The traffic, apart from buses, can drive in the general direction of  its destination as long as it looks where it's going. And that's where I and a young girl went wrong. Both trying to go along the top of the bridge in a hurry but in different directions , we collided. Mind you, she wasn't to know that I'd just come back from England where everybody'd been driving on the other side of the road or that I'm not really fit to be let out alone on wheels at the best of times. Anyway, a nice young man picked us both up and we both hobbled off. And  I'm going back to cycling through the red light district again; it's much easier to navigate during the day.
* Officially called Shared Space, apparently.


Since it's suddenly winter and nearly freezing, I'm back to cooking industrial quantities of baked apples and the flat smells of cinnamon, I've hauled out the Annual Scarf … well, the Triennial scarf actually since it's been on the needles for ever … and Masterchef and Strictly Come Dancing are on television again. I can't watch one more young chef forget how to make Beef Wellington when watched by Marcus Waring … I can do that myself.  And it's easier to cherish the belief that I can tango when not actually watching people doing it.

Thank heaven for Netflix.

Friday 9 November 2018

Remembering ....

When I was little, the occasional riotous behaviour of my father and uncles and their friends seemed rather fun and I used to feel sorry when Granny  and the aunts would look disapproving. It's only years later that I realise just how much all these young men spent their twenties putting themselves back together again after the war.

I've recently read my eldest uncle's diary, in which he describes how he found himself catapulted into the war and how, at first, being at war just meant scrubbing a decidedly scruffy boat from one end to the other endlessly. His main worry was how his mother would cope without his wages, which helped her feed and clothe his younger brothers and sisters. That it would be years till he found himself at home again never occured to him or that he'd be at sea, in one way or another, till his sixties.
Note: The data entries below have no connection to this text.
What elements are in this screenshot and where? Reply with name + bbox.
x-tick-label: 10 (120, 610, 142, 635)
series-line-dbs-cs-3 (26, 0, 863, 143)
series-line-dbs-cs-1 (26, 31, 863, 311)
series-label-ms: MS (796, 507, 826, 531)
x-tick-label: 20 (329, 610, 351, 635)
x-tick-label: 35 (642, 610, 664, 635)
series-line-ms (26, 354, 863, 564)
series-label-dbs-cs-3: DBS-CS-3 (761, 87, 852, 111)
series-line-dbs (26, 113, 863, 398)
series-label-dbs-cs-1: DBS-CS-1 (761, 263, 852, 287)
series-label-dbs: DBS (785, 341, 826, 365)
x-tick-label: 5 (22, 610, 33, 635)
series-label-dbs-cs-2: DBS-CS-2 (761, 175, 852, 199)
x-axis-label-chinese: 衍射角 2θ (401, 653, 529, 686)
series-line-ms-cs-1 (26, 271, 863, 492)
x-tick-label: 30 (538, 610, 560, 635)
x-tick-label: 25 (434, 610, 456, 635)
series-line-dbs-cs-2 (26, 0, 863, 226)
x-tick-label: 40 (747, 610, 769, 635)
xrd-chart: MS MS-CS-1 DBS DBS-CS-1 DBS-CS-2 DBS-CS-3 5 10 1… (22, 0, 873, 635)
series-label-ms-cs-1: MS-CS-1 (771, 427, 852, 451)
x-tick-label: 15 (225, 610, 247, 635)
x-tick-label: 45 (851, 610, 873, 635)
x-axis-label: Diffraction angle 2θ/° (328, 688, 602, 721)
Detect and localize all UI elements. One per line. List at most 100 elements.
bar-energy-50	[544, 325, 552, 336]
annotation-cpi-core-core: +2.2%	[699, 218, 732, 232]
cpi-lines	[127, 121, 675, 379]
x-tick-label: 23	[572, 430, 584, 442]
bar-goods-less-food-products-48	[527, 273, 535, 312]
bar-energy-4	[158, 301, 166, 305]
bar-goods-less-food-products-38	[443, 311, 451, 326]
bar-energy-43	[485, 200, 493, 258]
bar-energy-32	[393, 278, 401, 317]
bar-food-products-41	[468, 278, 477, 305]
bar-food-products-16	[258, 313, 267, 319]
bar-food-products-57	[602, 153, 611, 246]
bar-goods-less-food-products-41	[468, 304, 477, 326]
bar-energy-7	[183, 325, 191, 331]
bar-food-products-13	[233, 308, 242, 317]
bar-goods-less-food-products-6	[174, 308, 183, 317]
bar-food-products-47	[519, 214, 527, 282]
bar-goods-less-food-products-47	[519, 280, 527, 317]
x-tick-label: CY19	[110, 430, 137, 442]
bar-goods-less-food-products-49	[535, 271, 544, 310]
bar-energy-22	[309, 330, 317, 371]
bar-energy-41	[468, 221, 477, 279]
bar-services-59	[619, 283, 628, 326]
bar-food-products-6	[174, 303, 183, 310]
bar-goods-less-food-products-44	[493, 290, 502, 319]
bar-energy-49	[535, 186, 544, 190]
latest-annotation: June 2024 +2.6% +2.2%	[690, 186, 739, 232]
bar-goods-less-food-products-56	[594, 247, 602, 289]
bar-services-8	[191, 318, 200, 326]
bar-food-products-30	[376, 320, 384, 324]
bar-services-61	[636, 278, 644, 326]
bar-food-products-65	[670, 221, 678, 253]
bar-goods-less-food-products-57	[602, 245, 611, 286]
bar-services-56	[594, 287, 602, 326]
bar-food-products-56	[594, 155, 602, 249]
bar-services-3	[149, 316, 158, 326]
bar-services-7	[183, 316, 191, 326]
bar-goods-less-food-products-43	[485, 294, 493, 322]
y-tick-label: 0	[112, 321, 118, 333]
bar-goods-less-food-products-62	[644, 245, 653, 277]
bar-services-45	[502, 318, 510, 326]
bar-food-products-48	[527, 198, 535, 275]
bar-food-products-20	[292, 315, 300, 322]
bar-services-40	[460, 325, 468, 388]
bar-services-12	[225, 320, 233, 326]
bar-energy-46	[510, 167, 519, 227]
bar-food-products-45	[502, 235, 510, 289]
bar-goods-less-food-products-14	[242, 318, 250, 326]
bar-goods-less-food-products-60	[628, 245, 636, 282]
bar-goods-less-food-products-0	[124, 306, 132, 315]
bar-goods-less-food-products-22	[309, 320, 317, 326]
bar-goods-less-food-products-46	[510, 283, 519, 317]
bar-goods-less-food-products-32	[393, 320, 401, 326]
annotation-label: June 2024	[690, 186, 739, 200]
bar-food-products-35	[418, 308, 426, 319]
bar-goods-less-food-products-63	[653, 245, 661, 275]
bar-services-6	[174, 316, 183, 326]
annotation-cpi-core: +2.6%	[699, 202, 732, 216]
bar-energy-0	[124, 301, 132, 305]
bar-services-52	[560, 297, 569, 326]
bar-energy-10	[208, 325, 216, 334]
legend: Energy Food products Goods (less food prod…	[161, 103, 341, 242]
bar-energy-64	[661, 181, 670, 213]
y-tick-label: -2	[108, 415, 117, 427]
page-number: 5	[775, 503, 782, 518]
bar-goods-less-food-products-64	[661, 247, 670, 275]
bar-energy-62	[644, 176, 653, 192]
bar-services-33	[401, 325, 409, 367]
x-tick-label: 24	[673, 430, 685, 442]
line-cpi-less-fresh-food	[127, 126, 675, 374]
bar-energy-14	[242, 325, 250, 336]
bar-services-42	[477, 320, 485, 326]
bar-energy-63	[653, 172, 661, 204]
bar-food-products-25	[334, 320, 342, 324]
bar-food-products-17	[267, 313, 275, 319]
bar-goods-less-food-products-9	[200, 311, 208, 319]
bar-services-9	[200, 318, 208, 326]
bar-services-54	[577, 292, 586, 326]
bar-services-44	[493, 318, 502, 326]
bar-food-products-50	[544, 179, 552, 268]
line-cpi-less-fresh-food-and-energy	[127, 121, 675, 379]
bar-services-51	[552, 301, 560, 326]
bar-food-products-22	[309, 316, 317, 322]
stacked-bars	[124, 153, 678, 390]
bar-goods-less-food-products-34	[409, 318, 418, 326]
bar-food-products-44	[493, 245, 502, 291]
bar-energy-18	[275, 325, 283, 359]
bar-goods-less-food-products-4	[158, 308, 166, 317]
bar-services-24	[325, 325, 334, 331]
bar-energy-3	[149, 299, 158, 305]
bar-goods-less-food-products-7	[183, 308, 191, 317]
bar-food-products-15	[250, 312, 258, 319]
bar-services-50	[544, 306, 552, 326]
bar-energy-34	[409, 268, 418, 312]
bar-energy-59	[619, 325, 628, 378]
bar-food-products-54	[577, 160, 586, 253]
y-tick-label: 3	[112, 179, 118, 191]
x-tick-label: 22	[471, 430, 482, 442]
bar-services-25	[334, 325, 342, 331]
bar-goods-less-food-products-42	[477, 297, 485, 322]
 Much as I loved him, Matthew was no literary giant and the diary wasn't an easy read but a lot was fascinating. If nothing else it explained his lifelong reluctance to bow to authority.

He mentions their attempt at tailing the Graaf Spee and how it was perhaps as well that they never got too close given that their 6 inch guns had been installed in 1901 and definitely not up to the fire power and range of any modern ship. Perhaps it was just as well that my grandmother didn't know anything about what exactly her eldest son was up to just then. Never one for quietly accepting her fate, or anyone else's, she'd have been banging on the Admiralty doors, demanding better arms for them all at the very least.